Listen To This
By SEAN DALY, Times pop music critic
Published May 13, 2007
Pink Martini
Album: Hey Eugene! Heinz
In stores: Tuesday
Why we care: Are they swingers? Loungers? Is she singing in Japanese? Arabic? French? Tell you what: Don't bother trying to figure out this 12-piece Portland, Ore., big band, one of pop's great mysteries. Just pour another Tahitian Lady, lace up your two-tones and let 'er rip.
Why we like it: Led by puckish bandleader Thomas Lauderdale and multilingual wonder China Forbes (who also happens to be our latest musical crush), Pink Martini is boozy, cheeky fun, blending and bending influences from cabaret to pop to sambafied Latin boogie.
Reminds us of: Clinking highball glasses and that mysterious brunet across the room. Go on. Make your move.
Download these: Tempo Perdido and Hey Eugene!
Grade: A
Wilco
Album: Sky Blue Sky (Nonesuch)
In stores: Tuesday
Why we care: The gallons of critical drool slathered upon Wilco have always been indirectly proportional to the amount of people who care in the slightest about the Chicago band. Sorry, but it's true. That said, their sixth studio album turns out to be one of their more accessible: a dreamy, straightforward gallop through alt-country twilight.

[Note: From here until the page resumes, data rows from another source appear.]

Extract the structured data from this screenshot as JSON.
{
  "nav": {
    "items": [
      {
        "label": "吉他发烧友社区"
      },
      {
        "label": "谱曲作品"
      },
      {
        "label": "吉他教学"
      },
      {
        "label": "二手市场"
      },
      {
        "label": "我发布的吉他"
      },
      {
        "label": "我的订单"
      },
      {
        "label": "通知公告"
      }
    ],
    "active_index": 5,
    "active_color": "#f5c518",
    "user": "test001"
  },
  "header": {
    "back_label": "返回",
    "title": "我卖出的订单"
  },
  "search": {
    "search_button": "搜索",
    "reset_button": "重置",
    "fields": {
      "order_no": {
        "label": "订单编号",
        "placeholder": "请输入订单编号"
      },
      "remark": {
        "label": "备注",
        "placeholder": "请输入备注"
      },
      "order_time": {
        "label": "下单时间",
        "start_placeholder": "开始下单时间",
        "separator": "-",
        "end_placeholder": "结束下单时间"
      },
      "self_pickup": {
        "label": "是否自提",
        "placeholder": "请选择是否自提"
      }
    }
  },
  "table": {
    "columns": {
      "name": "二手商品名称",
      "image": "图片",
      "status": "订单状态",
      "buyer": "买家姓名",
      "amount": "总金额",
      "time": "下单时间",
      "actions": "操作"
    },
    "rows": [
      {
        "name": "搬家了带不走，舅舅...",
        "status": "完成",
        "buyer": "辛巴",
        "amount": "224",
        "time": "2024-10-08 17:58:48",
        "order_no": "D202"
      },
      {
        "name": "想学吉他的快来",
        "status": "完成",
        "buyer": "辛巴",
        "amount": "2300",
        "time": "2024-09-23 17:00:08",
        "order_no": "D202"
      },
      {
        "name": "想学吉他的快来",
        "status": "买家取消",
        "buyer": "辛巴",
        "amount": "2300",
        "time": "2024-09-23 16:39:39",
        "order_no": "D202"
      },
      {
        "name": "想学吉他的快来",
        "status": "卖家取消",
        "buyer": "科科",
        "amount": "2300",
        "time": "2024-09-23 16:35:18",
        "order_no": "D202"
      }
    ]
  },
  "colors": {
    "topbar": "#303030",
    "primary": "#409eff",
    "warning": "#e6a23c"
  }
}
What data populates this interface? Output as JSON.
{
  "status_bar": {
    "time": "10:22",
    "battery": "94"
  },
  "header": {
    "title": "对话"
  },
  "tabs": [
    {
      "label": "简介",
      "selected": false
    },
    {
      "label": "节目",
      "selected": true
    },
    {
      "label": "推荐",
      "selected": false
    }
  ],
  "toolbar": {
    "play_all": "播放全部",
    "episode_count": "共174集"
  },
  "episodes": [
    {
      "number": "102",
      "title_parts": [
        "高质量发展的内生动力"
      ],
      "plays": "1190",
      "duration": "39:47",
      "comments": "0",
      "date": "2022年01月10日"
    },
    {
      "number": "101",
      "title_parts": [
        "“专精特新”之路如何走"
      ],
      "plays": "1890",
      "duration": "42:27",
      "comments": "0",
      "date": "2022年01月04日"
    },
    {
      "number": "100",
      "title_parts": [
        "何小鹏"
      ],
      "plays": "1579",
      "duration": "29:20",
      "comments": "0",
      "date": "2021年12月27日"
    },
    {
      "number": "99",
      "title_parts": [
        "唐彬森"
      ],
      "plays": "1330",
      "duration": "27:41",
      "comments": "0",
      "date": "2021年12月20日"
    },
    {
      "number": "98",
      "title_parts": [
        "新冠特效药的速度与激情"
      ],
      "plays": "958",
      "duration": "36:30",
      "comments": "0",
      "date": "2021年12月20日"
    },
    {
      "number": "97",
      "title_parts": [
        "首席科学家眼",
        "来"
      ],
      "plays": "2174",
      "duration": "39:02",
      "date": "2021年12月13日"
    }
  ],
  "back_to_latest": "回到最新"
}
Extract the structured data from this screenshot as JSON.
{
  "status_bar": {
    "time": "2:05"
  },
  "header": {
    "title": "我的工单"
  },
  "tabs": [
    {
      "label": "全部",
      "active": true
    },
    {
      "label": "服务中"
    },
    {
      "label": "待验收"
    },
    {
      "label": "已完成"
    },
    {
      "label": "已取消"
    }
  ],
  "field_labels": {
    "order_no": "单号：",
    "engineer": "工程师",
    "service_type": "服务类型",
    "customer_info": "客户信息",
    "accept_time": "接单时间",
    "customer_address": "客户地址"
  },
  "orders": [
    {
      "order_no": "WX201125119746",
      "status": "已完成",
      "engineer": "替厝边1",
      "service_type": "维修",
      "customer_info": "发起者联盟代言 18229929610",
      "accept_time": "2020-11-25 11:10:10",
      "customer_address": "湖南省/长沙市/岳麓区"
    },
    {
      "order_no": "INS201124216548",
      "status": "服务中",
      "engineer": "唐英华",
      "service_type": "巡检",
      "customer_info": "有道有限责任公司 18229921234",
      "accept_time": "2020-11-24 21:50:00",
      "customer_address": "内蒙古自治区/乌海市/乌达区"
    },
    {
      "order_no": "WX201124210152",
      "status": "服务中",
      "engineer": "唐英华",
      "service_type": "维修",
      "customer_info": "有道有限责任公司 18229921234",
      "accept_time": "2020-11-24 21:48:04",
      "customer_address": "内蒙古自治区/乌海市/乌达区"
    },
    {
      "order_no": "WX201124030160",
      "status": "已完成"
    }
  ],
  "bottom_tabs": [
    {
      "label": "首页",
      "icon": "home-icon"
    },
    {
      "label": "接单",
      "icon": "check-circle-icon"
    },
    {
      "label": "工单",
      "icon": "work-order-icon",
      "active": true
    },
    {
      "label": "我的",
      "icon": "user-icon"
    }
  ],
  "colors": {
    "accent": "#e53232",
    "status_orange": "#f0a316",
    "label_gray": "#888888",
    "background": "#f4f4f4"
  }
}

Why we like it: Wilco's past musical abstractions, driven by Jeff Tweedy's emotional instability, were often unlistenable tinkerings of experimental malaise. But with guitar help from Nels Cline - and Tweedy's newfound 12-step acceptance ("Maybe the sun will shine today, " he sings rather brightly) - this makes for a sweet, mellow mood.
Reminds us of: Campfire songs for hipsters.
Download these: Impossible Germany and Sky Blue Sky
Grade: B
Feist
Album: The Reminder (Cherrytree/Interscope)
In stores: Now
Why we care: This Canadian indie fave (born Leslie Feist) started as a punker, a rocker and a constant presence on best-of lists in Rolling Stone and the New York Times. At 31 years old, she is now a pop-folker and a torch-crooner and another shoo-in for year-end huzzahs.
Why we like it: Feist sings as if she, too, is just discovering the power of her voice, which hovers between the preciousness of Sarah McLachlan and the sturdiness of Ani DiFranco. She likes to paint her spare but plucky songs with hard guitar lines or robotic burbles - just to make sure everyone's still paying attention.
Reminds us of: Norah Jones with brass knuckles.
Download these: 1234 and Brandy Alexander
Grade: B
SONG OF THE WEEK
Sufjan Stevens
Song: Free Man in Paris
Album: A Tribute to Joni Mitchell (Nonesuch)
In stores: Now
Why we care: Supposedly based on an overheard diatribe by music mogul David Geffen, who longed for his young days as a Parisian slouch, Mitchell's working-man's lament is reworked here by an indie kid with Next Big Thing stamped on his forehead.
Why we like it: Playing Wurlitzer, piano and electric guitar, Detroit's Stevens turns the song into a daydream fantasy, delivering the lines about 9-to-5 drudgery with a spacey whisper - and then cueing both a string section and a horn trio for the figurative romp "down the Champs-Elysees."
Reminds us of: When's the next flight to Charles de Gaulle?